How Redpoll Works

Upload. Fit. Deploy. Ask.

Redpoll is a data-oriented probabilistic ML technology designed for fast discovery, effortless deployment, and extreme transparency.

Users upload their data and Redpoll learns a model over the entire dataset. In a few keystrokes, users can deploy their model after which they may ask question after question, and receive transparent answers with zero extra effort.

import redpoll as rp

rp.upload('myfile.csv', name='mydataset')
rp.fit('mydataset')
c = rp.deploy('mydataset')

# Determine the question after the model is built
pred, unc = c.predict(
    'Country_of_Operator',
    given={'Class_of_Orbit': 'MEO'}
)

Ask and answer questions instantly and transparently

Map the information in your data

Discover which variables are mutually predictive; know which questions you can answer before you ask them.

_ = c.heatmap('depprob', cmap='gray_r', vmin=0, vmax=1)

Predict anything given anything

Free yourself from defining inputs and output. Once you've fit a model, you can predict anything in your dataset given anything else (or nothing at all). And Redpoll gives you uncertainty information by default. Always know how confident the model is in its prediction.

pred, uncertainty = c.predict(
  'Country_of_Operator', given={'Launch_Mass_kg': 5000}
)

('USA', 0.09967501286209424)

# Apply confusing conditions
pred, uncertainty = c.predict(
    'Country_of_Operator',
    given={
        'Launch_Mass_kg': 5000,
        'Launch_Site': 'Taiyuan Launch Center'
    }
)

('China (PR)', 0.4270984931675438)

Identify the sources and magnitude of uncertianty

When you predict using today's ML technology you get a number. Take it or leave it. But Redpoll gives you uncertainty information, and allows you to visualize multiple sources of uncertainty so you know when to hold, when to fold, and when to collect more data and what type to collect.

c.pred_plot(
    'Period_minutes',
    given={'Class_of_Orbit': 'MEO'},
)

Identify anomalies and errors

Because Redpoll builds an intuitive model of the process that generates your data, it's easy to intuit when data do not adhere to the model. When you build a model in Redpoll, you get data QA/QC for free.

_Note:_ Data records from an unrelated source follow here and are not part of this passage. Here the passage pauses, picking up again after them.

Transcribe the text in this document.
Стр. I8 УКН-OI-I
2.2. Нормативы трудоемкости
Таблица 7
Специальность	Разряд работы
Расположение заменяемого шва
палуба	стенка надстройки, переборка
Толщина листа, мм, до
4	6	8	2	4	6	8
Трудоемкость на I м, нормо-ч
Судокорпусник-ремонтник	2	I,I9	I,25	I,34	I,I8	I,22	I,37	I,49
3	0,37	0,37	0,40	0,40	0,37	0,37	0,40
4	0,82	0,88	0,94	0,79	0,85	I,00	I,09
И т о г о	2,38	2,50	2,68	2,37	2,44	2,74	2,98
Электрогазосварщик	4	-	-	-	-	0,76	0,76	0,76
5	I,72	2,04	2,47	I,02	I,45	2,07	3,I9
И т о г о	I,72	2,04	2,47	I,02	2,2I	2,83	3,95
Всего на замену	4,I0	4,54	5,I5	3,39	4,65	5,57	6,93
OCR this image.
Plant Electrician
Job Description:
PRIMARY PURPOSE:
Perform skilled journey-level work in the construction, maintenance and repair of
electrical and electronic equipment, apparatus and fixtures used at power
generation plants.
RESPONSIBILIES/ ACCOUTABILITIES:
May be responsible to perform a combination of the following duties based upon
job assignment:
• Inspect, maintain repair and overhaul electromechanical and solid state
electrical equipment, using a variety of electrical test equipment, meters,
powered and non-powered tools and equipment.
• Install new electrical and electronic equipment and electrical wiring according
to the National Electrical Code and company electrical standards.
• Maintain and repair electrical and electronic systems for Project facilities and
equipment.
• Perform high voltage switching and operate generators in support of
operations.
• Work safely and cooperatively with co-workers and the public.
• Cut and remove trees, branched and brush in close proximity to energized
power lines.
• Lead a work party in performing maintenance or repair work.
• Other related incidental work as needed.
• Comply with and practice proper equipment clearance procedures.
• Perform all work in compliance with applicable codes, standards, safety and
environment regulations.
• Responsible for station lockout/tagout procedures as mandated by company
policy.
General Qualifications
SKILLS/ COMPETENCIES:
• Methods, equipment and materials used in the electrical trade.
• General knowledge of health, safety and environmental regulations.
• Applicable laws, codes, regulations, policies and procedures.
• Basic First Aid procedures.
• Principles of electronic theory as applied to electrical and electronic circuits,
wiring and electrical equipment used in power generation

# 5 most surprising satellites by Orbital Period
c.surprisal('Period_minutes') \
    .sort_values(by=['surprisal'], ascending=False) \
    .head(10)

	Period_minutes	surprisal
Wind (International Solar-Terrestrial Program)	19700.45	13.884460
Spektr-R/RadioAstron	0.22	9.523201
Interstellar Boundary EXplorer (IBEX)	0.22	9.494666
Integral (INTErnational Gamma-Ray Astrophysics Laboratory)	4032.86	9.182491
Geotail (Geomagnetic Tail Laboratory)	2474.83	9.143796
Chandra X-Ray Observatory (CXO)	3808.92	8.922031
XMM Newton (High Throughput X-ray Spectroscopy Mission)	2872.15	8.910115
Tango (part of Cluster quartet, Cluster 2 FM8)	3442.00	8.341243
Rumba (part of Cluster quartet, Cluster 2 FM5)	3431.10	8.310921
Samba (part of Cluster quartet, Cluster 2 FM7)	3430.28	8.308759

Simulate synthetic data

Generate secure synthetic datasets that maintain the same statistical properties as the original data or create de-biased datasets. Increase the speed of innovation by reducing the barrier to collaboration.

# generate hypotheticals
values = c.simulate(
    ['Launch_Mass_kg', 'Country_of_Operator'],
    given={'Class_of_Orbit': 'GEO'},
    n=10
)

# synthesize a new dataset
full_data = c.simulate(
    c.columns,
    n=c.shape[0],
)

Find knowledge gaps

Ever wonder where you need to improve your data — where either messiness or lack of data causes uncertainty in your prediction? With Redpoll, it's easy.

import numpy as np

lifetimes = np.linspace(0, 40, 200)
uncertainties = []
for lifetime in lifetimes:
    _, u = c.predict(
        'Class_of_Orbit',
        given={'Expected_Lifetime': lifetime}
    ) 
    uncertainties.append(u)

Stream-native means you never retrain

Edit existing values

Because Redpoll has already mapped the statistical structure of the data, it knows which parts of the structure are affected by updated data.

c.edit_value(
    row='Sicral 1B',
    column='Expected_Lifetime',
    value=13
)

Scales with your business: add new rows or columns

Data collection is a continual process, so Redpoll accepts new data continually. And if you start collecting new fields, that's fine too. Redpoll is designed to grow with your data.

c.append_row(
    'Landsat 9',
    values={
        'Expected_Lifetime': 9,
        'Class_of_Orbit': 'GEO',
        'Launch_Mass_kg': 2711
    },
)

import pandas as pd

c.append_column(
  pd.read_csv('functional.csv', index_col=0).is_functional,
)

Lifelong learning

Redpoll is a lifelong learning system that thrives where traditional ML/AI systems fail. Redpoll's streaming capabilities allow it to

serve as an automated QA/QC platform that can detect anomalies before they enter the dataset
detect and adapt to data drift so your models are as dynamic as the world
learn new concepts as more data become available